Ésa era la pequeña venganza de Anaíd. Se llevó las manos a la cabeza, como aquel que recuerda algo engorroso.

– Ah, sí, es verdad. Cuando vuelva de París.

– ¿Seguro? -preguntó esperanzada la dama.

– ¿Nos das tu palabra? -suplicó el caballero.

– Tenéis mi palabra de que cuando regrese de París os liberaré -dicho lo cual apagó la luz, cerró la puerta de su habitación de puntillas y, procurando no hacer el menor ruido, se deslizó sigilosamente fuera de la casa.

Una vez en el pajar, el corazón le dio un vuelco. Una cosa era imaginar un plan y otra muy diferente era llevarlo a la práctica. ¿Sería capaz de conducir el coche de Selene?

Lo primero era ponerlo en marcha. Dio vuelta a la llave de contacto y pisó el pedal del gas, una vez, dos, el motor se ahogaba, no acababa de saltar la chispa del contacto… Tantos días sin funcionar. Otra vez, otra. ¡Por fin!

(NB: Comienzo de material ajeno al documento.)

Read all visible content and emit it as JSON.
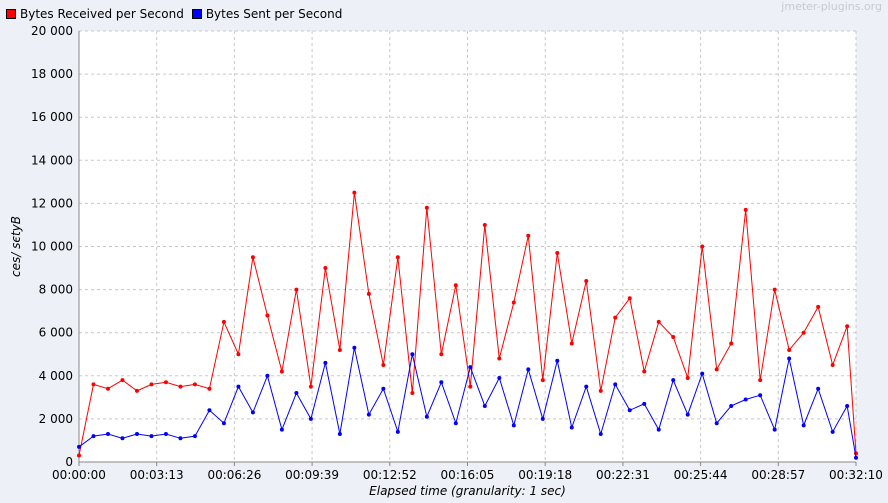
{
  "watermark": "jmeter-plugins.org",
  "chart_data": {
    "type": "line",
    "title": "",
    "xlabel": "Elapsed time (granularity: 1 sec)",
    "ylabel": "ces/ sєtyB",
    "ylim": [
      0,
      20000
    ],
    "xlim_seconds": [
      0,
      1930
    ],
    "grid": true,
    "legend_position": "top-left",
    "y_ticks": [
      0,
      2000,
      4000,
      6000,
      8000,
      10000,
      12000,
      14000,
      16000,
      18000,
      20000
    ],
    "y_tick_labels": [
      "0",
      "2 000",
      "4 000",
      "6 000",
      "8 000",
      "10 000",
      "12 000",
      "14 000",
      "16 000",
      "18 000",
      "20 000"
    ],
    "x_ticks": [
      "00:00:00",
      "00:03:13",
      "00:06:26",
      "00:09:39",
      "00:12:52",
      "00:16:05",
      "00:19:18",
      "00:22:31",
      "00:25:44",
      "00:28:57",
      "00:32:10"
    ],
    "x_values": [
      0,
      36,
      72,
      108,
      144,
      180,
      216,
      252,
      288,
      324,
      360,
      396,
      432,
      468,
      504,
      540,
      576,
      612,
      648,
      684,
      720,
      756,
      792,
      828,
      864,
      900,
      936,
      972,
      1008,
      1044,
      1080,
      1116,
      1152,
      1188,
      1224,
      1260,
      1296,
      1332,
      1368,
      1404,
      1440,
      1476,
      1512,
      1548,
      1584,
      1620,
      1656,
      1692,
      1728,
      1764,
      1800,
      1836,
      1872,
      1908,
      1930
    ],
    "series": [
      {
        "name": "Bytes Received per Second",
        "color": "#ff0000",
        "values": [
          300,
          3600,
          3400,
          3800,
          3300,
          3600,
          3700,
          3500,
          3600,
          3400,
          6500,
          5000,
          9500,
          6800,
          4200,
          8000,
          3500,
          9000,
          5200,
          12500,
          7800,
          4500,
          9500,
          3200,
          11800,
          5000,
          8200,
          3500,
          11000,
          4800,
          7400,
          10500,
          3800,
          9700,
          5500,
          8400,
          3300,
          6700,
          7600,
          4200,
          6500,
          5800,
          3900,
          10000,
          4300,
          5500,
          11700,
          3800,
          8000,
          5200,
          6000,
          7200,
          4500,
          6300,
          400
        ]
      },
      {
        "name": "Bytes Sent per Second",
        "color": "#0000ff",
        "values": [
          700,
          1200,
          1300,
          1100,
          1300,
          1200,
          1300,
          1100,
          1200,
          2400,
          1800,
          3500,
          2300,
          4000,
          1500,
          3200,
          2000,
          4600,
          1300,
          5300,
          2200,
          3400,
          1400,
          5000,
          2100,
          3700,
          1800,
          4400,
          2600,
          3900,
          1700,
          4300,
          2000,
          4700,
          1600,
          3500,
          1300,
          3600,
          2400,
          2700,
          1500,
          3800,
          2200,
          4100,
          1800,
          2600,
          2900,
          3100,
          1500,
          4800,
          1700,
          3400,
          1400,
          2600,
          200
        ]
      }
    ]
  }
}
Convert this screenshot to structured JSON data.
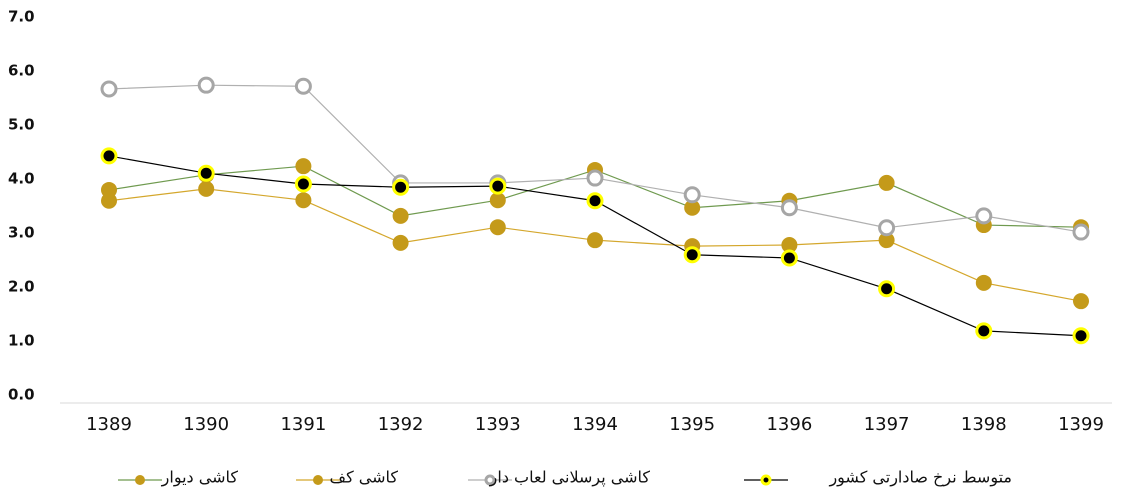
{
  "chart_data": {
    "type": "line",
    "categories": [
      "1389",
      "1390",
      "1391",
      "1392",
      "1393",
      "1394",
      "1395",
      "1396",
      "1397",
      "1398",
      "1399"
    ],
    "series": [
      {
        "name": "کاشی دیوار",
        "color": "#6f9a4f",
        "marker_color": "#c49a1a",
        "marker": "filled",
        "values": [
          3.89,
          4.17,
          4.33,
          3.41,
          3.7,
          4.26,
          3.56,
          3.69,
          4.02,
          3.24,
          3.2
        ]
      },
      {
        "name": "کاشی کف",
        "color": "#d4a72c",
        "marker_color": "#c49a1a",
        "marker": "filled",
        "values": [
          3.69,
          3.91,
          3.7,
          2.91,
          3.2,
          2.96,
          2.85,
          2.87,
          2.96,
          2.17,
          1.83
        ]
      },
      {
        "name": "کاشی پرسلانی لعاب دار",
        "color": "#b0b0b0",
        "marker_color": "#a6a6a6",
        "marker": "hollow",
        "values": [
          5.76,
          5.83,
          5.81,
          4.02,
          4.02,
          4.11,
          3.8,
          3.56,
          3.19,
          3.41,
          3.11
        ]
      },
      {
        "name": "متوسط نرخ صادارتی کشور",
        "color": "#000000",
        "marker_color": "#ffff00",
        "marker": "ringed",
        "values": [
          4.52,
          4.2,
          4.0,
          3.94,
          3.96,
          3.69,
          2.69,
          2.63,
          2.06,
          1.28,
          1.19
        ]
      }
    ],
    "ylim": [
      0,
      7
    ],
    "yticks": [
      {
        "value": 0,
        "label": "0.0"
      },
      {
        "value": 1,
        "label": "1.0"
      },
      {
        "value": 2,
        "label": "2.0"
      },
      {
        "value": 3,
        "label": "3.0"
      },
      {
        "value": 4,
        "label": "4.0"
      },
      {
        "value": 5,
        "label": "5.0"
      },
      {
        "value": 6,
        "label": "6.0"
      },
      {
        "value": 7,
        "label": "7.0"
      }
    ],
    "grid": false,
    "legend": "bottom"
  }
}
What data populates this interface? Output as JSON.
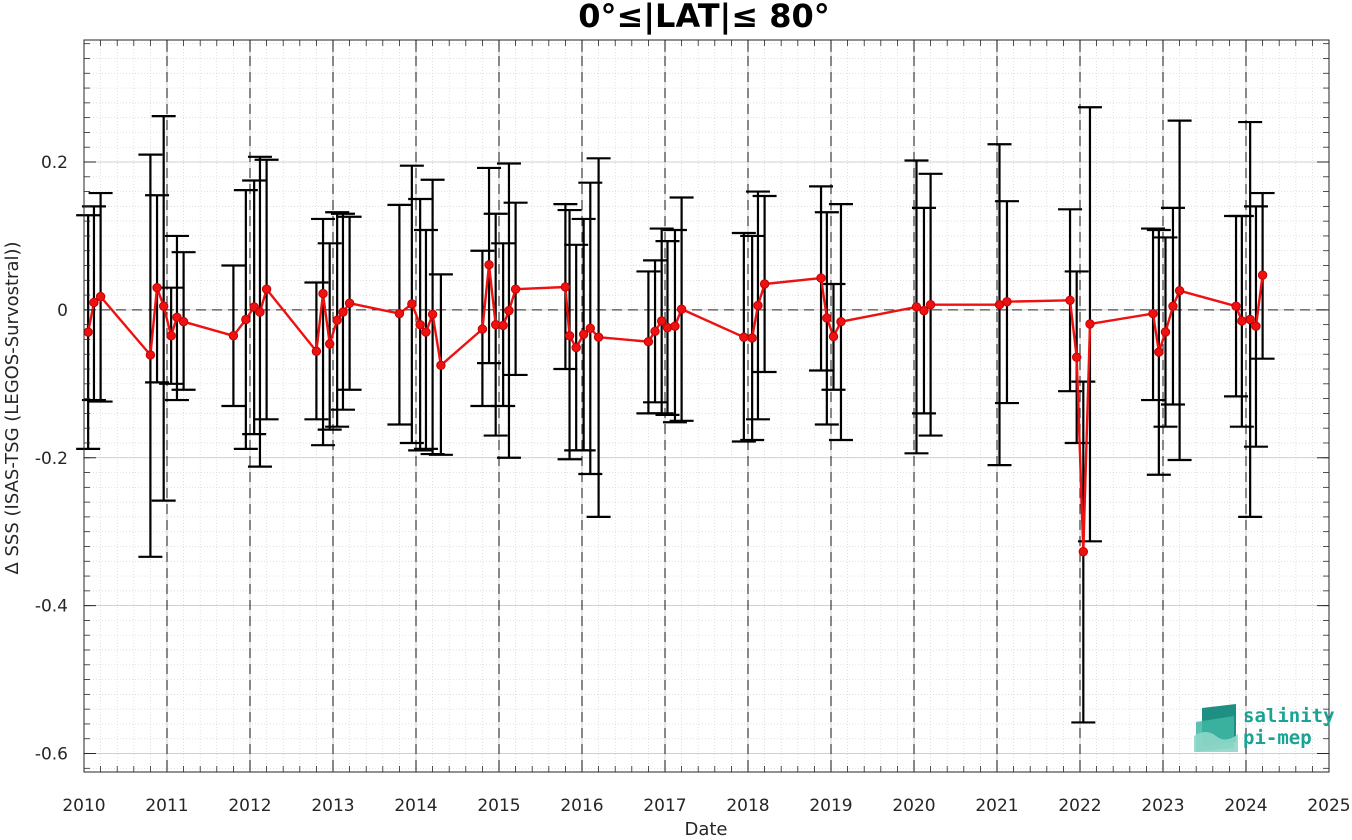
{
  "chart_data": {
    "type": "line",
    "title": "0°≤|LAT|≤ 80°",
    "xlabel": "Date",
    "ylabel": "Δ SSS (ISAS-TSG (LEGOS-Survostral))",
    "xlim": [
      2010,
      2025
    ],
    "ylim": [
      -0.625,
      0.365
    ],
    "x_ticks": [
      "2010",
      "2011",
      "2012",
      "2013",
      "2014",
      "2015",
      "2016",
      "2017",
      "2018",
      "2019",
      "2020",
      "2021",
      "2022",
      "2023",
      "2024",
      "2025"
    ],
    "y_ticks": [
      {
        "value": -0.6,
        "label": "-0.6"
      },
      {
        "value": -0.4,
        "label": "-0.4"
      },
      {
        "value": -0.2,
        "label": "-0.2"
      },
      {
        "value": 0,
        "label": "0"
      },
      {
        "value": 0.2,
        "label": "0.2"
      }
    ],
    "zero_line": 0,
    "year_lines": [
      2011,
      2012,
      2013,
      2014,
      2015,
      2016,
      2017,
      2018,
      2019,
      2020,
      2021,
      2022,
      2023,
      2024
    ],
    "grid": true,
    "legend": "none",
    "colors": {
      "line": "#ee1111",
      "errorbar": "#000000",
      "reference": "#262626"
    },
    "series": [
      {
        "points": [
          {
            "x": 2010.05,
            "y": -0.03,
            "lo": -0.188,
            "hi": 0.128
          },
          {
            "x": 2010.12,
            "y": 0.01,
            "lo": -0.122,
            "hi": 0.14
          },
          {
            "x": 2010.2,
            "y": 0.018,
            "lo": -0.124,
            "hi": 0.158
          },
          {
            "x": 2010.8,
            "y": -0.061,
            "lo": -0.334,
            "hi": 0.21
          },
          {
            "x": 2010.88,
            "y": 0.03,
            "lo": -0.098,
            "hi": 0.155
          },
          {
            "x": 2010.96,
            "y": 0.005,
            "lo": -0.258,
            "hi": 0.262
          },
          {
            "x": 2011.05,
            "y": -0.035,
            "lo": -0.1,
            "hi": 0.03
          },
          {
            "x": 2011.12,
            "y": -0.01,
            "lo": -0.122,
            "hi": 0.1
          },
          {
            "x": 2011.2,
            "y": -0.016,
            "lo": -0.108,
            "hi": 0.078
          },
          {
            "x": 2011.8,
            "y": -0.035,
            "lo": -0.13,
            "hi": 0.06
          },
          {
            "x": 2011.95,
            "y": -0.013,
            "lo": -0.188,
            "hi": 0.162
          },
          {
            "x": 2012.05,
            "y": 0.004,
            "lo": -0.168,
            "hi": 0.175
          },
          {
            "x": 2012.12,
            "y": -0.003,
            "lo": -0.212,
            "hi": 0.207
          },
          {
            "x": 2012.2,
            "y": 0.028,
            "lo": -0.148,
            "hi": 0.203
          },
          {
            "x": 2012.8,
            "y": -0.056,
            "lo": -0.148,
            "hi": 0.037
          },
          {
            "x": 2012.88,
            "y": 0.022,
            "lo": -0.183,
            "hi": 0.123
          },
          {
            "x": 2012.96,
            "y": -0.046,
            "lo": -0.162,
            "hi": 0.09
          },
          {
            "x": 2013.05,
            "y": -0.014,
            "lo": -0.158,
            "hi": 0.132
          },
          {
            "x": 2013.12,
            "y": -0.003,
            "lo": -0.135,
            "hi": 0.13
          },
          {
            "x": 2013.2,
            "y": 0.009,
            "lo": -0.108,
            "hi": 0.126
          },
          {
            "x": 2013.8,
            "y": -0.005,
            "lo": -0.155,
            "hi": 0.142
          },
          {
            "x": 2013.95,
            "y": 0.008,
            "lo": -0.18,
            "hi": 0.195
          },
          {
            "x": 2014.05,
            "y": -0.02,
            "lo": -0.19,
            "hi": 0.15
          },
          {
            "x": 2014.12,
            "y": -0.03,
            "lo": -0.188,
            "hi": 0.108
          },
          {
            "x": 2014.2,
            "y": -0.006,
            "lo": -0.195,
            "hi": 0.176
          },
          {
            "x": 2014.3,
            "y": -0.075,
            "lo": -0.196,
            "hi": 0.048
          },
          {
            "x": 2014.8,
            "y": -0.026,
            "lo": -0.13,
            "hi": 0.08
          },
          {
            "x": 2014.88,
            "y": 0.061,
            "lo": -0.072,
            "hi": 0.192
          },
          {
            "x": 2014.96,
            "y": -0.02,
            "lo": -0.17,
            "hi": 0.13
          },
          {
            "x": 2015.05,
            "y": -0.021,
            "lo": -0.13,
            "hi": 0.09
          },
          {
            "x": 2015.12,
            "y": -0.001,
            "lo": -0.2,
            "hi": 0.198
          },
          {
            "x": 2015.2,
            "y": 0.028,
            "lo": -0.088,
            "hi": 0.145
          },
          {
            "x": 2015.8,
            "y": 0.031,
            "lo": -0.08,
            "hi": 0.143
          },
          {
            "x": 2015.85,
            "y": -0.035,
            "lo": -0.202,
            "hi": 0.135
          },
          {
            "x": 2015.93,
            "y": -0.051,
            "lo": -0.19,
            "hi": 0.088
          },
          {
            "x": 2016.02,
            "y": -0.033,
            "lo": -0.19,
            "hi": 0.123
          },
          {
            "x": 2016.1,
            "y": -0.025,
            "lo": -0.222,
            "hi": 0.172
          },
          {
            "x": 2016.2,
            "y": -0.037,
            "lo": -0.28,
            "hi": 0.205
          },
          {
            "x": 2016.8,
            "y": -0.043,
            "lo": -0.14,
            "hi": 0.052
          },
          {
            "x": 2016.88,
            "y": -0.029,
            "lo": -0.125,
            "hi": 0.067
          },
          {
            "x": 2016.96,
            "y": -0.015,
            "lo": -0.14,
            "hi": 0.11
          },
          {
            "x": 2017.03,
            "y": -0.024,
            "lo": -0.142,
            "hi": 0.093
          },
          {
            "x": 2017.12,
            "y": -0.022,
            "lo": -0.152,
            "hi": 0.108
          },
          {
            "x": 2017.2,
            "y": 0.001,
            "lo": -0.15,
            "hi": 0.152
          },
          {
            "x": 2017.95,
            "y": -0.037,
            "lo": -0.178,
            "hi": 0.104
          },
          {
            "x": 2018.05,
            "y": -0.038,
            "lo": -0.176,
            "hi": 0.1
          },
          {
            "x": 2018.12,
            "y": 0.006,
            "lo": -0.148,
            "hi": 0.16
          },
          {
            "x": 2018.2,
            "y": 0.035,
            "lo": -0.084,
            "hi": 0.154
          },
          {
            "x": 2018.88,
            "y": 0.043,
            "lo": -0.082,
            "hi": 0.167
          },
          {
            "x": 2018.95,
            "y": -0.011,
            "lo": -0.155,
            "hi": 0.132
          },
          {
            "x": 2019.03,
            "y": -0.036,
            "lo": -0.108,
            "hi": 0.035
          },
          {
            "x": 2019.12,
            "y": -0.016,
            "lo": -0.176,
            "hi": 0.143
          },
          {
            "x": 2020.03,
            "y": 0.004,
            "lo": -0.194,
            "hi": 0.202
          },
          {
            "x": 2020.12,
            "y": -0.001,
            "lo": -0.14,
            "hi": 0.138
          },
          {
            "x": 2020.2,
            "y": 0.007,
            "lo": -0.17,
            "hi": 0.184
          },
          {
            "x": 2021.03,
            "y": 0.007,
            "lo": -0.21,
            "hi": 0.224
          },
          {
            "x": 2021.12,
            "y": 0.011,
            "lo": -0.126,
            "hi": 0.147
          },
          {
            "x": 2021.88,
            "y": 0.013,
            "lo": -0.11,
            "hi": 0.136
          },
          {
            "x": 2021.96,
            "y": -0.064,
            "lo": -0.18,
            "hi": 0.052
          },
          {
            "x": 2022.04,
            "y": -0.327,
            "lo": -0.558,
            "hi": -0.097
          },
          {
            "x": 2022.12,
            "y": -0.019,
            "lo": -0.313,
            "hi": 0.274
          },
          {
            "x": 2022.88,
            "y": -0.005,
            "lo": -0.122,
            "hi": 0.11
          },
          {
            "x": 2022.95,
            "y": -0.057,
            "lo": -0.223,
            "hi": 0.108
          },
          {
            "x": 2023.03,
            "y": -0.03,
            "lo": -0.158,
            "hi": 0.098
          },
          {
            "x": 2023.12,
            "y": 0.005,
            "lo": -0.128,
            "hi": 0.138
          },
          {
            "x": 2023.2,
            "y": 0.026,
            "lo": -0.203,
            "hi": 0.256
          },
          {
            "x": 2023.88,
            "y": 0.005,
            "lo": -0.117,
            "hi": 0.127
          },
          {
            "x": 2023.95,
            "y": -0.015,
            "lo": -0.158,
            "hi": 0.127
          },
          {
            "x": 2024.05,
            "y": -0.013,
            "lo": -0.28,
            "hi": 0.254
          },
          {
            "x": 2024.12,
            "y": -0.022,
            "lo": -0.185,
            "hi": 0.14
          },
          {
            "x": 2024.2,
            "y": 0.047,
            "lo": -0.066,
            "hi": 0.158
          }
        ]
      }
    ]
  },
  "logo": {
    "line1": "salinity",
    "line2": "pi-mep"
  }
}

Anaíd, temblorosa y muy excitada, metió con cuidado la marcha atrás para salir del aparcamiento. El cambio chirrió, soltó el pedal del embrague y caló el coche. ¡Mierda! Con lo sencillo que parecía cuando esa maniobra la hacía Selene. Ella misma le había enseñado el mecanismo, pero algo no acababa de funcionar. ¡Las luces! ¿Cómo demonios se encendían? No, los intermitentes no. Ese botón, sí. ¡Oh no, la bocina! ¡Qué manazas! ¿Quién la habría oído? Tenía que salir rápido. Por fin.

Y el coche de Selene salió a la carretera y se fue alejando de la única casa que Anaíd había conocido.

Al volante, temblorosa y asustada, había de admitir que, exceptuando el percance de la bocina, su plan estaba funcionando a pedir de boca. Los había engañado a todos. A Elena, a Karen, a Gaya, a Criselda, a la señora Olav y a los espíritus.

Nadie, excepto ella, sabía adonde se dirigía ni con qué intenciones.